آن زنان از جاهلی بر من تنند ** اولیاشان قصد جان من کنند
Kadınlar, bilgisizliklerinden bana saldırdılar. Erkekler canıma kastederler.
نه ز مردان چاره دارم نه از زنان ** چون کنم که نی ازینم نه از آن 3865
Hasılı ne kadınlardan kurulabiliyorum ne erkeklerden. Ne yapayım bilmem? Ne bunlardanım ben, ne onlardan!
بعد از آن کودک به کوسه بنگریست ** گفت او با آن دو مو از غم بریست
Ondan sonra oğlan, köseye baktı, dedi ki: O çenesindeki o iki kılla dertten kurtuldu gitti.
فارغست از خشت و از پیکار خشت ** وز چو تو مادرفروش کنک زشت
Kerpiçten de kurtuldu, kerpiç kavgasından da, hatta senin gibi bir kahpe oğlu çirkin kart oğlanın saldırışından da.
بر زنخ سه چار مو بهر نمون ** بهتر از سی خشت گرداگرد کون
Gösteriş için olsun çenede bulunan kaç dört kıl, adamın arkasına çepeçevre yığılan otuz kerpiçten hayırlıdır.
ذرهای سایهی عنایت بهترست ** از هزاران کوشش طاعتپرست
Tanrı inayetinin bir zerresi, itaat ve ibadetinden yeğdir.

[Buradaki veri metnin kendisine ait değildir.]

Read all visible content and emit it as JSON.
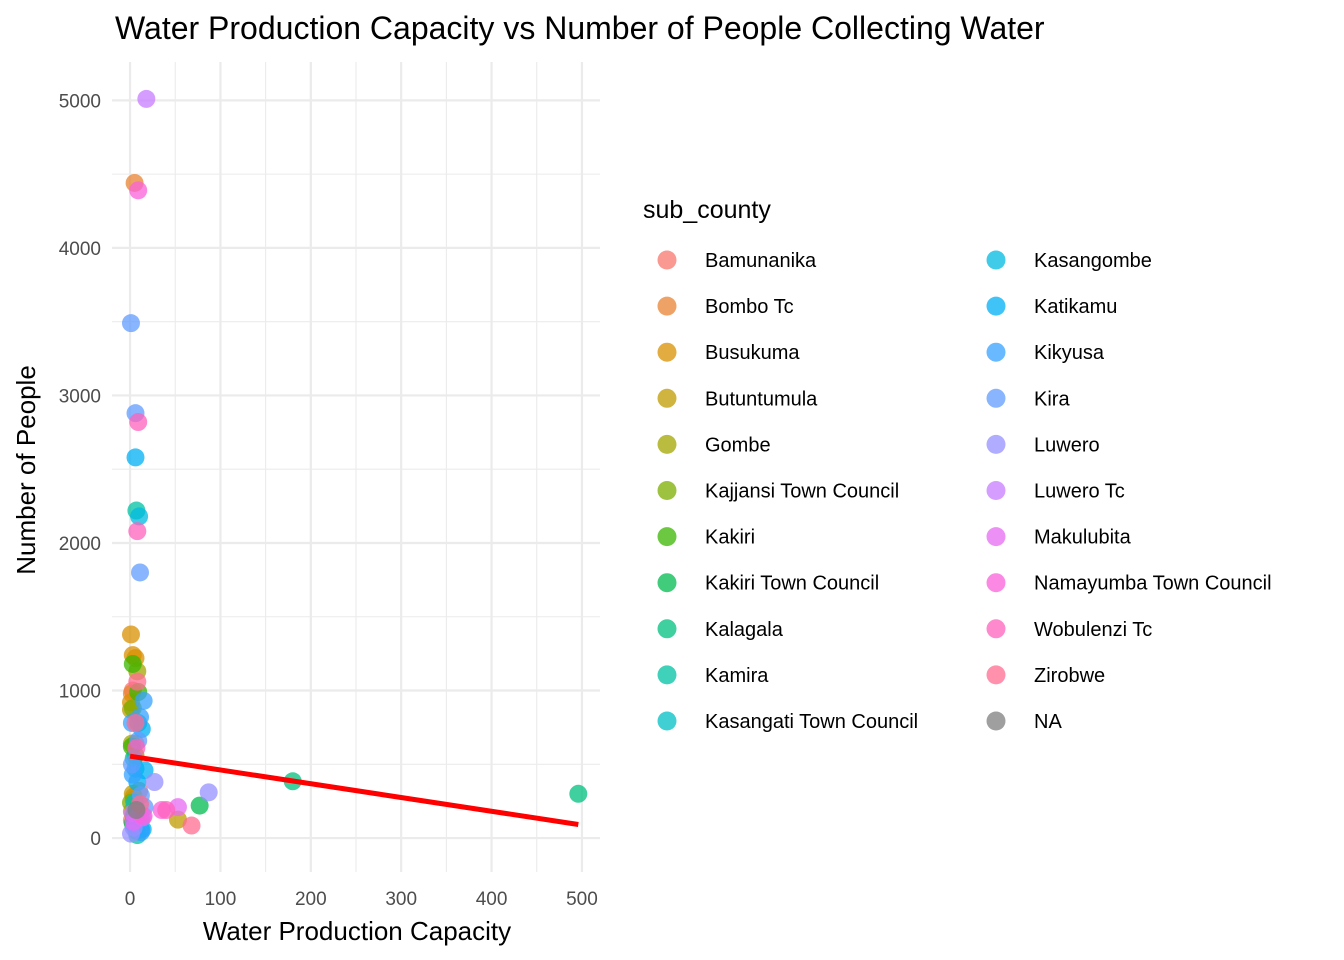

زانک شیطان خشت طاعت بر کند ** گر دو صد خشتست خود را ره کند 3870
Çünkü şeytan itaat kerpicini alır, hatta iki yüz tuğla olsa yine kapar, kendine yol açar.
خشت اگر پرست بنهادهی توست ** آن دو سه مو از عطای آن سوست
Her yanın kerpiçle dolu olsa yine o kerpiçler senin tarafından konmuştur. Fakat o iki üç, kıl, Tanrı vergisidir.
در حقیقت هر یکی مو زان کهیست ** کان اماننامهی صلهی شاهنشهیست
Hakikatte o kıların her biri bir dağdır. Çünkü o, padişahların padişahının bir aman fermanıdır.